Tuesday, May 8, 2012

Haitian Youth's Reality



S
ince many decades now, Haiti has encountered many difficulties in ensuring the security for its Citizens and Foreigners in the country. For many past years, which is probably the case today, Haiti was well-known for its high rate of criminality, in addition to being also well-known for being the poorest country with the most unemployed in the Western Hemisphere. This high criminality rate is considered by many, experiencing first-hand the reality of this country and its youth, to be the primary reason of International Investors’ reluctance to coming and investing in Haiti; according to those same people, the high criminality rate and the young Haitian citizen graduated from High school who cannot afford Higher studies are totally interwoven and interrelated and sorting the latter out will automatically mitigate the impact of the other. The one-million dollar question that always comes out is “How comes the criminality in Haiti is linked to the Youth?”

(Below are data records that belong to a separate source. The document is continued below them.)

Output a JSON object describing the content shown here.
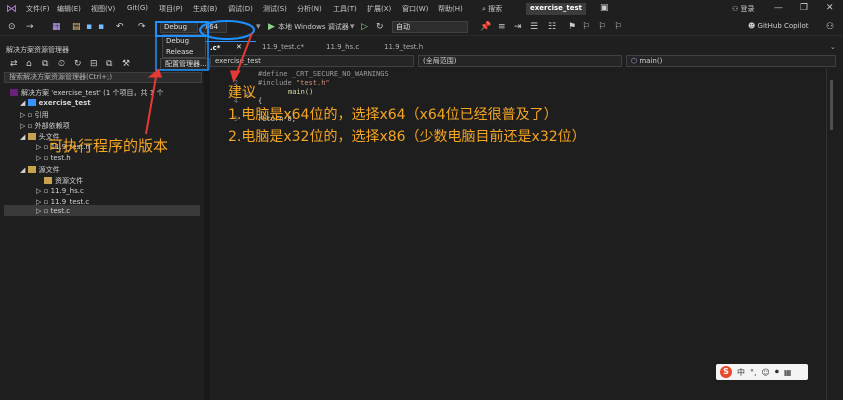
{
  "menubar": {
    "items": [
      "文件(F)",
      "编辑(E)",
      "视图(V)",
      "Git(G)",
      "项目(P)",
      "生成(B)",
      "调试(D)",
      "测试(S)",
      "分析(N)",
      "工具(T)",
      "扩展(X)",
      "窗口(W)",
      "帮助(H)"
    ],
    "search": "搜索",
    "project_title": "exercise_test",
    "login": "登录"
  },
  "toolbar": {
    "config": "Debug",
    "platform": "x64",
    "run_target": "本地 Windows 调试器",
    "auto": "自动",
    "copilot": "GitHub Copilot"
  },
  "dropdown": {
    "options": [
      "Debug",
      "Release"
    ],
    "config_manager": "配置管理器..."
  },
  "explorer": {
    "title": "解决方案资源管理器",
    "search_placeholder": "搜索解决方案资源管理器(Ctrl+;)",
    "solution": "解决方案 'exercise_test' (1 个项目，共 1 个",
    "project": "exercise_test",
    "references": "引用",
    "external_deps": "外部依赖项",
    "header_files": "头文件",
    "header_item": "11.9_test.h",
    "header_item2": "test.h",
    "source_files": "源文件",
    "resource_files": "资源文件",
    "source_items": [
      "11.9_hs.c",
      "11.9_test.c",
      "test.c"
    ]
  },
  "tabs": [
    "exercise_test",
    ".c*",
    "11.9_test.c*",
    "11.9_hs.c",
    "11.9_test.h"
  ],
  "navbar": {
    "project": "exercise_test",
    "scope": "(全局范围)",
    "function": "main()"
  },
  "editor": {
    "lines": [
      {
        "no": "1",
        "pp": "#define",
        "rest": " _CRT_SECURE_NO_WARNINGS"
      },
      {
        "no": "2",
        "pp": "#include",
        "rest": " \"test.h\""
      },
      {
        "no": "3",
        "pp": "",
        "rest": "main()"
      },
      {
        "no": "4",
        "pp": "",
        "rest": "{"
      },
      {
        "no": "5",
        "pp": "",
        "rest": "    return 0;"
      }
    ]
  },
  "annotations": {
    "left": "可执行程序的版本",
    "heading": "建议",
    "line1": "1.电脑是x64位的，选择x64（x64位已经很普及了）",
    "line2": "2.电脑是x32位的，选择x86（少数电脑目前还是x32位）"
  },
  "ime": {
    "items": [
      "中",
      "°,",
      "☺",
      "⏺",
      "▦"
    ]
  },
  "colors": {
    "accent_blue": "#1e90ff",
    "annotation_orange": "#f5a623",
    "arrow_red": "#e53935"
  }
}
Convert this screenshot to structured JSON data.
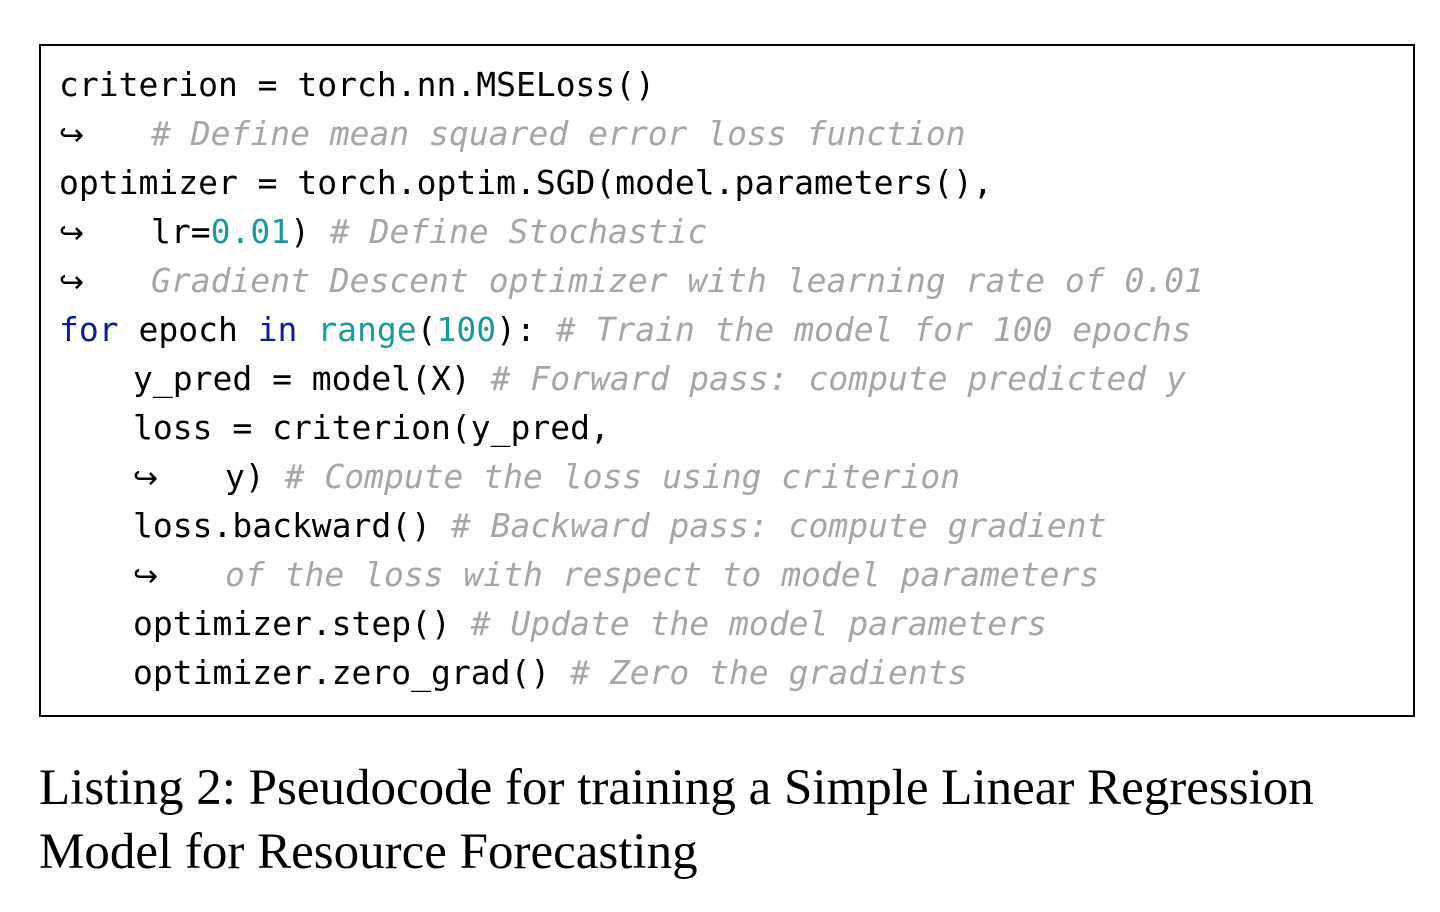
{
  "listing": {
    "l1": {
      "code": "criterion = torch.nn.MSELoss()"
    },
    "l2": {
      "arrow": "↪",
      "comment": "# Define mean squared error loss function"
    },
    "l3": {
      "code": "optimizer = torch.optim.SGD(model.parameters(),"
    },
    "l4": {
      "arrow": "↪",
      "code_a": "lr=",
      "num": "0.01",
      "code_b": ") ",
      "comment": "# Define Stochastic"
    },
    "l5": {
      "arrow": "↪",
      "comment": "Gradient Descent optimizer with learning rate of 0.01"
    },
    "l6": {
      "kw_for": "for",
      "code_a": " epoch ",
      "kw_in": "in",
      "space": " ",
      "builtin": "range",
      "paren": "(",
      "num": "100",
      "code_b": "): ",
      "comment": "# Train the model for 100 epochs"
    },
    "l7": {
      "code": "y_pred = model(X) ",
      "comment": "# Forward pass: compute predicted y"
    },
    "l8": {
      "code": "loss = criterion(y_pred,"
    },
    "l9": {
      "arrow": "↪",
      "code": "y) ",
      "comment": "# Compute the loss using criterion"
    },
    "l10": {
      "code": "loss.backward() ",
      "comment": "# Backward pass: compute gradient"
    },
    "l11": {
      "arrow": "↪",
      "comment": "of the loss with respect to model parameters"
    },
    "l12": {
      "code": "optimizer.step() ",
      "comment": "# Update the model parameters"
    },
    "l13": {
      "code": "optimizer.zero_grad() ",
      "comment": "# Zero the gradients"
    }
  },
  "caption": {
    "text": "Listing 2: Pseudocode for training a Simple Linear Regression Model for Resource Forecasting"
  },
  "colors": {
    "comment": "#a6a6a6",
    "keyword": "#0a1d9c",
    "number": "#1a9a9a",
    "builtin": "#1a9a9a"
  }
}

Most of the Northern and Emerging countries have developed educational and training programs for Youth so that they can participate in the long run to the development of their country. These countries believe that investing in human is one of the first step for a country to take in order to grow economically and also, that investment done in human at an early age that could be considered between 18-25 years old, in educating them, would be helpful in order to prevent the young people to turn to illegal activities because of a feeling of exclusion generated in them; and it will allow them to be aware earlier of the problems adults are facing so that they can start thinking and working to find better solutions. At this age, it is mandatory for a country’s political leaders to focus  on capacity development and education for the Youth due to the fact they can be influenced easily to any kind of illegal activity and because of their sudden desire, at that same age, for independency.

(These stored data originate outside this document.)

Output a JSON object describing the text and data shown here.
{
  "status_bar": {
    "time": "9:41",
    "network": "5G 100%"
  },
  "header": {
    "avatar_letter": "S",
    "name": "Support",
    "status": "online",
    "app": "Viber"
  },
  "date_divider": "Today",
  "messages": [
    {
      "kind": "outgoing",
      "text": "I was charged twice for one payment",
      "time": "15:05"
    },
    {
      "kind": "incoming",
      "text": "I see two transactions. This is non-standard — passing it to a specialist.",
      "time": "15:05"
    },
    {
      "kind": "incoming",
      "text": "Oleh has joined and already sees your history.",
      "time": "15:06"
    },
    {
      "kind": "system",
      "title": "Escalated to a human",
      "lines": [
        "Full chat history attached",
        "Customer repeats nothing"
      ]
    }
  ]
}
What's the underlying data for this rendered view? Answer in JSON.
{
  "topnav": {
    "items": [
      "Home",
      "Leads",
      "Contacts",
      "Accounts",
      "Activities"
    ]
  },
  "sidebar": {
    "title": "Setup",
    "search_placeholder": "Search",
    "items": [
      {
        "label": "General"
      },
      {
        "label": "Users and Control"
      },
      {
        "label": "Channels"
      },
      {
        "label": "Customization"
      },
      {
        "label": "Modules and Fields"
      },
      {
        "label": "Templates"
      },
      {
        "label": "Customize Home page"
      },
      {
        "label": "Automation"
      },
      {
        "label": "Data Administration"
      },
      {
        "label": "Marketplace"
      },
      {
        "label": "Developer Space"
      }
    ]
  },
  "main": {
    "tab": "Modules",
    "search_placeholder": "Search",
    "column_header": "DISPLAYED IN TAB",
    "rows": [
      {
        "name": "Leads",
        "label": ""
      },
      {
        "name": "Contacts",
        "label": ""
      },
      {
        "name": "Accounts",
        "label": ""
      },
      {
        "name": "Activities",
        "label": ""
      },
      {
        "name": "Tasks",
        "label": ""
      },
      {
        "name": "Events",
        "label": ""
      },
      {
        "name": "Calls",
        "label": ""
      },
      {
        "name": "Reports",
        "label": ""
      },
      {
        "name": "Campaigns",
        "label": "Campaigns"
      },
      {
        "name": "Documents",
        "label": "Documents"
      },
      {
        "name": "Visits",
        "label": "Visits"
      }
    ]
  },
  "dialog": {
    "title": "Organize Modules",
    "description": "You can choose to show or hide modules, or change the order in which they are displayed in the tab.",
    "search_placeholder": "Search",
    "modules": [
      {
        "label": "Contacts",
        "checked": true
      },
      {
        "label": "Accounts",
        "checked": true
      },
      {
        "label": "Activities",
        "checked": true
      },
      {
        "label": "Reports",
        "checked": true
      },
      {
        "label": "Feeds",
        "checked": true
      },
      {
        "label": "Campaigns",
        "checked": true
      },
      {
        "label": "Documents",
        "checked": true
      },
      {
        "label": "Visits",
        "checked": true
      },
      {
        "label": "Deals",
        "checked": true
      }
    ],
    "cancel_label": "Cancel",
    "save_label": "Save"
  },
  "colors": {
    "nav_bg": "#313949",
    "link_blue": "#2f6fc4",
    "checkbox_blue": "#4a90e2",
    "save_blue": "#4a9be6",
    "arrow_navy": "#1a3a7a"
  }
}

The Northern and Emerging countries tag the need for educating and mentoring young people as priority, because they recognize how important it is for the stability of a country to train that age group aforementioned at the most vulnerable stage of a man’s life where changes are often radical.
Law school
In Haiti, the largest number of young people who cannot afford paying school and sometimes cannot eat is from a seemingly second-class, but this second-class name assigned to them is rather a cover to prevent people living abroad from seeing and saying that 90% of the Haitian population is poor and unable to entirely meet their needs. Those people, due to a lack of fund and income generating activity, have their children ceased with their high school and sometimes cannot go to University. This situation, excessively dependent on the response of each to abject situations, often conducts the youngest one into doing whatever they can, whether good or bad, in order to gain the least to survive. “But what is it we can do when living in a country where the responsible people don’t really care about you” what they are constantly thinking about, so many times these unanswered questions that come to their mind usually make them turn themselves to criminal activities that they consider as a making-money-come-easy way.
Income generating activities for young people
Talking about security, these young people became dangerous by the simple fact that they are not taken into account by the elected ones who were supposed to take care of them. These young people that should normally be at school and University in order to partake to their country’s development often generate terror when their name are called or said in the news. They engage themselves in all sorts of illegal activities (such as robbery, kidnapping, carjacking, drug dealing etc.) with the aim of earning money in order to live. 

In their community, people who do as they say, can be dwelt by a feeling of security because they have the promise that they will not be hurt but those who refuse to comply with their words, can be severely punished, killed or feeling themselves forced to leave the neighborhood (which will, as well, be made impossible because these same young terrorists will not let them to). In most places where such situation is occurring, Police forces cannot make any intervention and projects, in order to develop these communities, are either unable to be implemented or fail while being implemented. 

Some project implementers have experienced major loss during and after projects implementation in certain communities, mostly equipments loss that were stolen by those young people to be sold after.